VietNamNet Bridge – Investors of small-sized hydropower plants are up in arms after learning about the Ministry of Industry and Trade’s proposal to keep wholesale electricity prices unchanged for 20 years.
MOIT is drafting a draft circular on power purchase contract forms and avoidable costs to be applied to small hydropower plants using renewable energy.
The “small hydropower plants” are understood as ones with the capacity of less than 30 MW.
“Avoidable costs” means production costs to churn out 1 kwh of electricity at the power generation unit, which have the highest costs in the national electricity system.
This can be avoided if the buyers buy 1 kwh of electricity from a small power plant using renewable energy instead.
The draft circular says that the contracts between the small power plants (the sellers) and power corporations (the buyers) will be valid for 20 years. This means that the small power plants will have to keep wholesale prices unchanged for at least 20 years.
Bui Van Hung, Chair of Tam Long Hydropower JSC in Dak Lak province, said the regulation, if applied, would push small hydropower investors against the wall.
According to Hung, from 2009 to 2013, the Electricity of Vietnam’s retail turnover to electricity consumers soared by 59 percent, from VND948 per kwh to VND1,508 per kwh.

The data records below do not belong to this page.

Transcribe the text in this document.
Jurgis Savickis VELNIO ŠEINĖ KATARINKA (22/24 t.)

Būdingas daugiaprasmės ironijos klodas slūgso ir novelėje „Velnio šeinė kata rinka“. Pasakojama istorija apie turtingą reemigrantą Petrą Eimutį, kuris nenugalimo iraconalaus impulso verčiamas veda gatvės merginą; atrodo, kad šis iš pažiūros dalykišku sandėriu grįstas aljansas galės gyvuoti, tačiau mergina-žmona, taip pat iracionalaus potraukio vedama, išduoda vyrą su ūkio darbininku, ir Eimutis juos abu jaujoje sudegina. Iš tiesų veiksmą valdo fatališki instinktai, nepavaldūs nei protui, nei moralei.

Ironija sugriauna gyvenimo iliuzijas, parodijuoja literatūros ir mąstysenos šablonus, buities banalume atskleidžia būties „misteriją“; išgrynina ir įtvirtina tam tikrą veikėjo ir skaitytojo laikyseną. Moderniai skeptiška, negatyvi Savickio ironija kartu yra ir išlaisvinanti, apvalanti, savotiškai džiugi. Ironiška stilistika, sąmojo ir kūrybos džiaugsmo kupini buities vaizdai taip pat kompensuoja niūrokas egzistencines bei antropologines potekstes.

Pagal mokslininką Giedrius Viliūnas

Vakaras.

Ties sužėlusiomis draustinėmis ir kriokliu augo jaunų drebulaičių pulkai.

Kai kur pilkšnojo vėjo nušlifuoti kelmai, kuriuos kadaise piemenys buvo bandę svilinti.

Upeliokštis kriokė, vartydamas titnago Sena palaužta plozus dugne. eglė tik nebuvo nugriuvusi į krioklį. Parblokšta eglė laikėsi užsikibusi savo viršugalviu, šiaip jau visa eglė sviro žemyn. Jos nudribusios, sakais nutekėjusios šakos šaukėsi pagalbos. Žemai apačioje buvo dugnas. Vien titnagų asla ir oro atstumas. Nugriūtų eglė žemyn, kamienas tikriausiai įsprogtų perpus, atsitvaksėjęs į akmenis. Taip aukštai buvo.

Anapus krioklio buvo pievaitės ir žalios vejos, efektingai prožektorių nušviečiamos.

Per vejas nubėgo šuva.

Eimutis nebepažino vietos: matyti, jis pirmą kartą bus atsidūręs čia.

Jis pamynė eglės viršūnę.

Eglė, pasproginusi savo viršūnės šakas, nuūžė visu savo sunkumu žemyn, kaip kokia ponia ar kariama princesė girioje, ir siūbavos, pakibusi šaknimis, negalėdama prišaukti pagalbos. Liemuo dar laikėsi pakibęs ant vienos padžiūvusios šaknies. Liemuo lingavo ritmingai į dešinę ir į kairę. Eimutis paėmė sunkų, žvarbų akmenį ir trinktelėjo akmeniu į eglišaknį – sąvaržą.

Meanwhile, avoidable costs for small hydropower plants increased by 24 percent only during the same time, from VND760 to VND983 per kwh.
EVN is the only customer of all power plants in Vietnam, which buys electricity from the plants to retail to consumers.
Small and medium hydropower plants have been told not to raise wholesale prices in 2014.
Huynh Kim Lap, Chair of Thien Tan Group, which is running the Ha Nang in Quang Ngai province, said he cannot understand why MOIT is trying to maintain electricity prices for 20 years.
“This is contrary to the main principles of the power market and to the government’s policy on encouraging renewable energy development,” he said.
In the past, many small hydropower plants became bankrupt as they could not negotiate with EVN about wholesale prices.
Only after MOIT issued Decision No 18 in 2008, allowing hydropower plants to adjust the electricity price annually, have the hydropower plants been able to exist and develop.
An analyst commented that it is unreasonable for MOIT to force small hydropower plants to keep the selling prices unchanged for a long time, while the input costs, including the labor costs and bank loan interest, increase regularly.
“The bank loan interest rates have been fluctuating regularly, sometimes reaching 21 percent per annum. I am sure power plants would incur heavy losses, if they cannot adjust the selling prices for 20 years,” Lap said.
Nguyen Van Khanh, director of the Song Bung 6 hydropower plant in Quang Nam province, said his plant took a loss of VND4 billion last year due to the dry weather and low selling prices. He anticipated that the business performance would be in even worse distress if the plant cannot raise selling prices.